Rubare nei supermercati. C’è altro da aggiungere? Scommesse sceme!

Ruttare in faccia ad una professoressa. Guardandola negli occhi e rispondere così alle sue invettive sulla tua crassa ignoranza…va be’, questa è una bucia. Al momento più opportuno, di fronte alla famigerata professoressa di Fisica mi mancò il coraggio. Ma quante volte mi è venuto in mente di farlo!

Fare la cacca dentro un barattolo del caffè, portarlo in classe bello incartato e infiocchettato con l’intenzione di darlo come regalo dei 17 anni del già citato Dario. So che sembrerà strano, ma questo l’abbiamo fatto sul serio, io e quell’altro stordito di Sandro. Che però poi buttò tutto perché faceva davvero troppo schifo.

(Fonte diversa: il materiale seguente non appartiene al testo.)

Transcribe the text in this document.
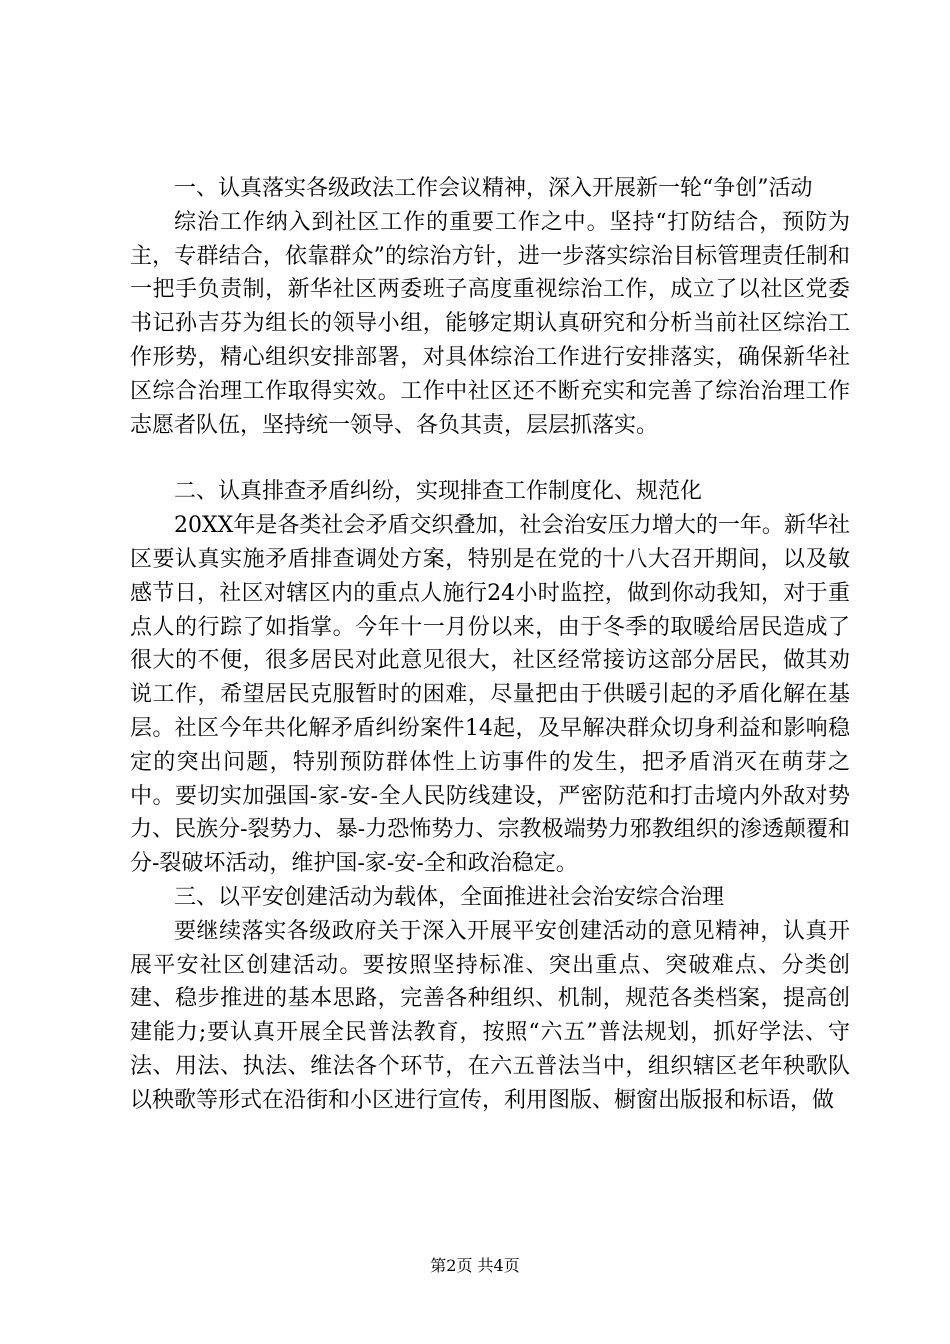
一、认真落实各级政法工作会议精神，深入开展新一轮“争创”活动

综治工作纳入到社区工作的重要工作之中。坚持“打防结合，预防为主，专群结合，依靠群众”的综治方针，进一步落实综治目标管理责任制和一把手负责制，新华社区两委班子高度重视综治工作，成立了以社区党委书记孙吉芬为组长的领导小组，能够定期认真研究和分析当前社区综治工作形势，精心组织安排部署，对具体综治工作进行安排落实，确保新华社区综合治理工作取得实效。工作中社区还不断充实和完善了综治治理工作志愿者队伍，坚持统一领导、各负其责，层层抓落实。

二、认真排查矛盾纠纷，实现排查工作制度化、规范化

20XX年是各类社会矛盾交织叠加，社会治安压力增大的一年。新华社区要认真实施矛盾排查调处方案，特别是在党的十八大召开期间，以及敏感节日，社区对辖区内的重点人施行24小时监控，做到你动我知，对于重点人的行踪了如指掌。今年十一月份以来，由于冬季的取暖给居民造成了很大的不便，很多居民对此意见很大，社区经常接访这部分居民，做其劝说工作，希望居民克服暂时的困难，尽量把由于供暖引起的矛盾化解在基层。社区今年共化解矛盾纠纷案件14起，及早解决群众切身利益和影响稳定的突出问题，特别预防群体性上访事件的发生，把矛盾消灭在萌芽之中。要切实加强国-家-安-全人民防线建设，严密防范和打击境内外敌对势力、民族分-裂势力、暴-力恐怖势力、宗教极端势力邪教组织的渗透颠覆和分-裂破坏活动，维护国-家-安-全和政治稳定。

三、以平安创建活动为载体，全面推进社会治安综合治理

要继续落实各级政府关于深入开展平安创建活动的意见精神，认真开展平安社区创建活动。要按照坚持标准、突出重点、突破难点、分类创建、稳步推进的基本思路，完善各种组织、机制，规范各类档案，提高创建能力;要认真开展全民普法教育，按照“六五”普法规划，抓好学法、守法、用法、执法、维法各个环节，在六五普法当中，组织辖区老年秧歌队以秧歌等形式在沿街和小区进行宣传，利用图版、橱窗出版报和标语，做

第2页 共4页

Effettivamente, non mi consola il fatto che siano ormai andate tutte in prescrizione, né  di averle compiute insieme a illustri cardiochirurghi, colonnelli dell’esercito, stimati professionisti. Minchiate erano, minchiate sono. Ripensandoci ora anzi mi chiedo se siamo diventati quello che siamo perché abbiamo fatto anche queste cose o nonostante le abbiamo fatte. Ma tant’è! Il blog è un luogo non luogo dove si possono anche rinvangare scheletri nell’armadio, cose di cui non essere fieri, che però inevitabilmente ti fanno tornare indietro a quando avevi più capelli e meno pancia, eri incerto del futuro, ma sicuro del domani. Quando se ci fermava la polizia e ti perquisiva la macchina come quella sera davanti alla Mosca Bianca, capitava che ti cacavi sotto dalla strizza (vero Pà?) Quando tutte le strade erano aperte e noi avremmo voluto percorrerle tutte. O almeno la buona parte!